The company admitted in June that three patients were able to view recordings of other patient’s consultations using the GP at Hand app.
But the Information Commissioners Office (ICO), the regulatory body responsible for overseeing such breaches, has since confirmed the company will not face further action.
“When a data incident occurs, we would expect an organisation to consider whether it is appropriate to contact the people affected, and to consider whether there are steps that can be taken to protect them from any potential adverse effects,” a spokesperson said.
“Babylon Health reported an incident to us.
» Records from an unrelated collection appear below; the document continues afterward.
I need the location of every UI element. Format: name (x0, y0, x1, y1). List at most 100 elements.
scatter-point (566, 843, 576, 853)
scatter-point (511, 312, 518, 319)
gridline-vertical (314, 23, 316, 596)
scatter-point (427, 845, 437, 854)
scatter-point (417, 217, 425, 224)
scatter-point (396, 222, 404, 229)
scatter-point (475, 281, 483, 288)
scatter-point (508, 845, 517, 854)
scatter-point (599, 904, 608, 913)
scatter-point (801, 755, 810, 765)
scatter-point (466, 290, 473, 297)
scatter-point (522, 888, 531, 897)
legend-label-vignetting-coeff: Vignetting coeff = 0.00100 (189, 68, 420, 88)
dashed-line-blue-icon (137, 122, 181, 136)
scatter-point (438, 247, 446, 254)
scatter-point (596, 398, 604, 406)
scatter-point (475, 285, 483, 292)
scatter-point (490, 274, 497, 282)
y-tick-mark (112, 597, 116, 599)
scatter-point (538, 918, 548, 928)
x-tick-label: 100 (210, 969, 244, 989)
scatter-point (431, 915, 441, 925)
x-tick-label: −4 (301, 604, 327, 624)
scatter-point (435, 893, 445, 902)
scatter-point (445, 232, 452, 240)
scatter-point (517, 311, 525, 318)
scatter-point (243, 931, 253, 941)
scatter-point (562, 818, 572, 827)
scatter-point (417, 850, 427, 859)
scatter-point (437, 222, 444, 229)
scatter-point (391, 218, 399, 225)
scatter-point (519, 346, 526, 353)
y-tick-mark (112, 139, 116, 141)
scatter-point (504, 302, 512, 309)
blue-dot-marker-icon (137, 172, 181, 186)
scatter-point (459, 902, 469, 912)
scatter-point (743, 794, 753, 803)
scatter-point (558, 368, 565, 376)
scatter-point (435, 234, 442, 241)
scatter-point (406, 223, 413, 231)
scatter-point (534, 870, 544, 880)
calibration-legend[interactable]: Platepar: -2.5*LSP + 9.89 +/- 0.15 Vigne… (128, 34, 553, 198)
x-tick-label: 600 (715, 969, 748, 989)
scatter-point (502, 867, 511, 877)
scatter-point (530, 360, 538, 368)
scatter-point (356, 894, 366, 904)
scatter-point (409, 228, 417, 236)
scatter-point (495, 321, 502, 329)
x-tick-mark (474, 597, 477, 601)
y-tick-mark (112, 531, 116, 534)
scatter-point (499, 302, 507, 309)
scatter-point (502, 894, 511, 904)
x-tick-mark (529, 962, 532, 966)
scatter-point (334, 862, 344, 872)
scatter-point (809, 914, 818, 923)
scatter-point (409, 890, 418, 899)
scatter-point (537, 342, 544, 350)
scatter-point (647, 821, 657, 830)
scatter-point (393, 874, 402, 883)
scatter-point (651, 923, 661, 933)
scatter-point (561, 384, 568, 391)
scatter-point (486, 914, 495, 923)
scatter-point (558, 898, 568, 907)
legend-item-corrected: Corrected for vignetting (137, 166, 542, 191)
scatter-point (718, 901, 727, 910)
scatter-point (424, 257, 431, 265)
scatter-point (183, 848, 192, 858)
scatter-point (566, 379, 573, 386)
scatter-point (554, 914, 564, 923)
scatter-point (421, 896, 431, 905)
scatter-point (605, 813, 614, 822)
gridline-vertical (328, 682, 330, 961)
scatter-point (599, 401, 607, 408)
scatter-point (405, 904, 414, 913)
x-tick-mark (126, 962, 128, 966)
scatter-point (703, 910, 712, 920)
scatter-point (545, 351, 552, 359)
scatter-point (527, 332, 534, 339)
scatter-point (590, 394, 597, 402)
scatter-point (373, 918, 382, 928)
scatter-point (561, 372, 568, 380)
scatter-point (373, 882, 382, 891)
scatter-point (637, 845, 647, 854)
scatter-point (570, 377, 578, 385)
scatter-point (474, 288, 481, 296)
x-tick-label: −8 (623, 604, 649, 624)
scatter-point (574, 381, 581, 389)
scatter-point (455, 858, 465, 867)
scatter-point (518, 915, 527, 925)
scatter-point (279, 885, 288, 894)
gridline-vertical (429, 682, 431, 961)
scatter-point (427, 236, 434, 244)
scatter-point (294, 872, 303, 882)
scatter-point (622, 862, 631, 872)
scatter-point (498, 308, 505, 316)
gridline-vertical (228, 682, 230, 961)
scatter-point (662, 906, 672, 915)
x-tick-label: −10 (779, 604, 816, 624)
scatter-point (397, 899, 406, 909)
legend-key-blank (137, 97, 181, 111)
After looking at the details, we provided Babylon with detailed advice and concluded no further action was necessary.”
Following the breach on 9 June Babylon said it was caused by a software error and confirmed it had alerted the ICO.
One patient took to Twitter to say he was able to access more than 50 video recordings when he signed onto the primary care app.
A spokesperson for Babylon said at the time the issue was caused by a new feature allowing users to switch from audio-only to video consultations.
They said the issue had resolved “within two hours”.
“Of course we take any security issue, however small, very seriously and have contacted the patients affected to update, apologise to and support where required,” they said.
Organisations who deem their breach does not need to be reported to the ICO are required to keep their own record of the incident.
“People’s medical data is highly sensitive information, not only do people expect it to be handled carefully and securely, organisations also have a responsibility under the law to ensure that it is appropriately protected,” the ICO spokesperson added.
Following the data breach a Digital Health News investigation found a series of technical information exposing potential weaknesses in Babylon Health’s technology was freely available through a Firebase database mistakenly left open.
The database was being used by Babylon’s developers to store software testing information for the company’s technology and primary care app, GP at Hand, revealing the success rate of different functions. Babylon has since confirmed the issue has been resolved and assured the database did not provide access to sensitive information.